It seems like a lock should be able to autorelease in a distributed environment if the acquirer is no longer available. Would this not be considered "safe?"
The proposed algorithm provides a safety guarantee which is time bound: once the lock is acquired it has a specified validity time, after this time, it is possible for another client to reacquire it.
In practical terms this forces you to have the protected code path to be "real time", which is, guaranteed to terminate (or to abort) without the specified time.
>In practical terms this forces you to have the protected code path to be "real time", which is, guaranteed to terminate (or to abort) without the specified time.
You could keep re-acquiring the lock when it gets close to expiring, and stop your process if the lock becomes un-acquirable.
Yes, this is a good strategy. We are even guaranteed to be able to re-acquire the log if we send the reacquire request in time, and there are no new partitions, because in order to reacquire the lock it is possible to send a script that checks if the value matches, and if so, we can extend the expire of the keys.
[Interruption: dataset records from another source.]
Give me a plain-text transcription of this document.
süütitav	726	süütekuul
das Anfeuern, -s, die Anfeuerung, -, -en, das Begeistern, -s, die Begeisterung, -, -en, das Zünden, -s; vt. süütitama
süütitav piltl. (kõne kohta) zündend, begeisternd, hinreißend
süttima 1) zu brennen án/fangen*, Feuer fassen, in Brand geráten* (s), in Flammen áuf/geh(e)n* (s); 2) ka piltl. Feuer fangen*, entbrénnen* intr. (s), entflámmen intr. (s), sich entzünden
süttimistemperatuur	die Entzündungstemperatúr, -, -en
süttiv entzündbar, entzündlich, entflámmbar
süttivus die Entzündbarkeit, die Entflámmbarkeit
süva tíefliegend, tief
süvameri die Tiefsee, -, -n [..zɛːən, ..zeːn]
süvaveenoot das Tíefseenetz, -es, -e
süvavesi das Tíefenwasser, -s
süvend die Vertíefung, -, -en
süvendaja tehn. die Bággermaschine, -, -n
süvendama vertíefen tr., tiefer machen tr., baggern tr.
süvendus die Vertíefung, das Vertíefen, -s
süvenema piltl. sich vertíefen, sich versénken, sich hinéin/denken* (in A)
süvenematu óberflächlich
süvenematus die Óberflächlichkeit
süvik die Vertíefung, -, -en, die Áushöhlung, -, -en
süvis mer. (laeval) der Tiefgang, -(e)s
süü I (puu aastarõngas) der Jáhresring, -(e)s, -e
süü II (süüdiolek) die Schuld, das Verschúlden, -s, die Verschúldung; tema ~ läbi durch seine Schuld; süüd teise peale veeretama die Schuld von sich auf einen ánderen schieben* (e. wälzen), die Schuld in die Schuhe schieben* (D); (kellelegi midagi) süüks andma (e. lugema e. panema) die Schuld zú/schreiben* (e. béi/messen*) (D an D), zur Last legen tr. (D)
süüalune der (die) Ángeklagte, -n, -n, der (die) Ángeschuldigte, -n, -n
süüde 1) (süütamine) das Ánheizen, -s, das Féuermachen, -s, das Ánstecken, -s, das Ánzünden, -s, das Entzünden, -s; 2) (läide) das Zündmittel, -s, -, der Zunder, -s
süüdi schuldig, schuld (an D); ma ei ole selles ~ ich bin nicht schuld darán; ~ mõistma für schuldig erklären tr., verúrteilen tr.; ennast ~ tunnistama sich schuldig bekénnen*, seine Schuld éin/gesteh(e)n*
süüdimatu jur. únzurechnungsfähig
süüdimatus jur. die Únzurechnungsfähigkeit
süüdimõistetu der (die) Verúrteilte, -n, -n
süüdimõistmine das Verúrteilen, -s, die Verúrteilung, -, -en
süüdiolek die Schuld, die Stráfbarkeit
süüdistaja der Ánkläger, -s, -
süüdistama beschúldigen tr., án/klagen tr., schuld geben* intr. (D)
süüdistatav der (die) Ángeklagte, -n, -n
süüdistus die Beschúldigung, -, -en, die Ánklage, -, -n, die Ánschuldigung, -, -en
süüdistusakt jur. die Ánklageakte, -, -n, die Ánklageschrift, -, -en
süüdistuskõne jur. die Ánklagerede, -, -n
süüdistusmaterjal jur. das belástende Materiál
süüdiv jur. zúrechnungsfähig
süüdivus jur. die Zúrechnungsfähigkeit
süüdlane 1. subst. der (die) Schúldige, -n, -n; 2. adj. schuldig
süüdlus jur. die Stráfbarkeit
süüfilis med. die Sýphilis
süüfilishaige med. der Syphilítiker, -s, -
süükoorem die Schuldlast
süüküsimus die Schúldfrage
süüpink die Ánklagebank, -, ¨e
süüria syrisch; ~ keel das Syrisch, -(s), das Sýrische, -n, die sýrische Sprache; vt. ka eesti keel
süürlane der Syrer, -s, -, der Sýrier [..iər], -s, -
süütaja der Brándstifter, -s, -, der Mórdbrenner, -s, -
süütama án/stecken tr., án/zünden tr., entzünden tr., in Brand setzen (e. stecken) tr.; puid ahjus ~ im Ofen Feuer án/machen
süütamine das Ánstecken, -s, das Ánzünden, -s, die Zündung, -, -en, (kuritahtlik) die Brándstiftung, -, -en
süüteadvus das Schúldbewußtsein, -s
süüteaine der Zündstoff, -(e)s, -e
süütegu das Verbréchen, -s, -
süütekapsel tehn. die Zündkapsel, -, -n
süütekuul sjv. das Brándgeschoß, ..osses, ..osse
Basically it is possible for the lock holder to reacquire by extending the duration of the previous lock before it expires.
It seems like a timeout is less reliable/safe than some broadcast/ping mechanism that can check availability perpetually and if a node has disappeared the validity of the lock changes.
Trying to remember which distributed system model it is that sort of does this. Ring? Mesh?
For such a model to work I believe you need a distributed replicated state machine, and the clients to be an active part of the distributed system (not just participating doing requests), being able to reply to pings. Yes, there is a safety advantage in the model you describe, as if the time taken to finish with an operation is larger than expected, the other clients may want to wait more, but in the practice:
1) What you do if the client replies to pings but takes an apparently never ending time to perform the operation on the shared resource?
2) What about if the client is correctly operating on the shared resource but the only component which is failing is the system you use to check its availability?
1) I think a mix of the two approaches would work here - an actual timeout to a lock but not the only way of keeping a lock
2) I suppose that's always possible, but then what would happen is the lock would be released. Not ideal behavior but also not one that presents a data reliability issue.
Safety? It doesn't. Reliability? because it would prevent another node from acquiring a held lock if a server is available and release a lock if a server goes down.
In practical terms this forces you to have the protected code path to be "real time", which is, guaranteed to terminate (or to abort) without the specified time.